The new Lebanese government, emerged out of the same political regime, did not offer any substantial change, so protests continued, led by a youth vanguard encampment in the country’s political center. The quarantine implemented in March forced the suspension of that camp and imposed a pause in the conflict. But the government’s starving policies, the complete absence of social measures to guarantee the survival of millions of Lebanese people in the face of the majority’s inability to work, combined with an uncontrolled devaluation and 55% price increases, suddenly ended the quarantine.
October’s Ambers are Rekindled
Since April 20, the Lebanese people break the quarantine to the cry of “better to die of coronavirus than of hunger.” Their anger is directed at the government and, particularly, at the banks, which have been closed for a month and have no cash in their ATMs. Over the weekend, the unofficial dollar reached 4,300 Liras, compared to the official one that remains at 1,507, and on Monday the 27th, the people erupted in fury, setting fire to several banks, including the Central Bank. Following Fowad’s assassination, the uprising took an even bigger leap, expanding nationally from its epicenter in Tripoli.
The images of the confrontations reaffirm that the regime’s only response is repression, with a huge military deployment and the use of force against thousands of protesters who have no choice but to take to the streets.
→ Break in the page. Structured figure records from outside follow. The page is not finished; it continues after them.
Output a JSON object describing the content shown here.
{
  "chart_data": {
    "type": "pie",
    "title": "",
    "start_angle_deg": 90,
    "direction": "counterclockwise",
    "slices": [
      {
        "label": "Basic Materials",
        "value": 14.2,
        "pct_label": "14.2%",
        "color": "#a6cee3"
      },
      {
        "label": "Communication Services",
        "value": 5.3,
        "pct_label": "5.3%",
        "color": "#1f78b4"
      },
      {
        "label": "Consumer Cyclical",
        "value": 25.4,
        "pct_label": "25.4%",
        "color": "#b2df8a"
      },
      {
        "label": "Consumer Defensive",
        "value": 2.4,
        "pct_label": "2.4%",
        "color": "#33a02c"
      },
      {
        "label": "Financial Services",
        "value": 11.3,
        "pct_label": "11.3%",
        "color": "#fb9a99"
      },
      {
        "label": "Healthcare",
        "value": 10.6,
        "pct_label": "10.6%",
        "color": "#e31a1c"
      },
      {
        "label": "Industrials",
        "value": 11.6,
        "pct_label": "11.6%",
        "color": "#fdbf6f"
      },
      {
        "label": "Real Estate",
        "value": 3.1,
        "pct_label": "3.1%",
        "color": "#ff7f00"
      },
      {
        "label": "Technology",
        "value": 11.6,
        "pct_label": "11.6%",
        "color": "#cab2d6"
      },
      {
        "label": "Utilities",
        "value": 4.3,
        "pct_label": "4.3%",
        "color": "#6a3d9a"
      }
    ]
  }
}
These images may announce what is coming around the world, with a leap in exploitation and in the conditions of misery and poverty that the working peoples of the world endure. This dilemma between disease and hunger is beginning to arise in every corner of the world and the responses of governments, albeit in different forms, consist in yielding to the pressures of corporations and multinationals.
In this case, it is the Lebanese regime that is reeling from the force of the mobilized working people. Our solidarity is with them, and with our comrades in the Movement for Change, who fight on the front lines and build a revolutionary political alternative for a socialist Lebanon and Middle East.
We prepare ourselves for this scenario in the International Socialist League, strengthening ties of solidarity and struggle with workers around the world.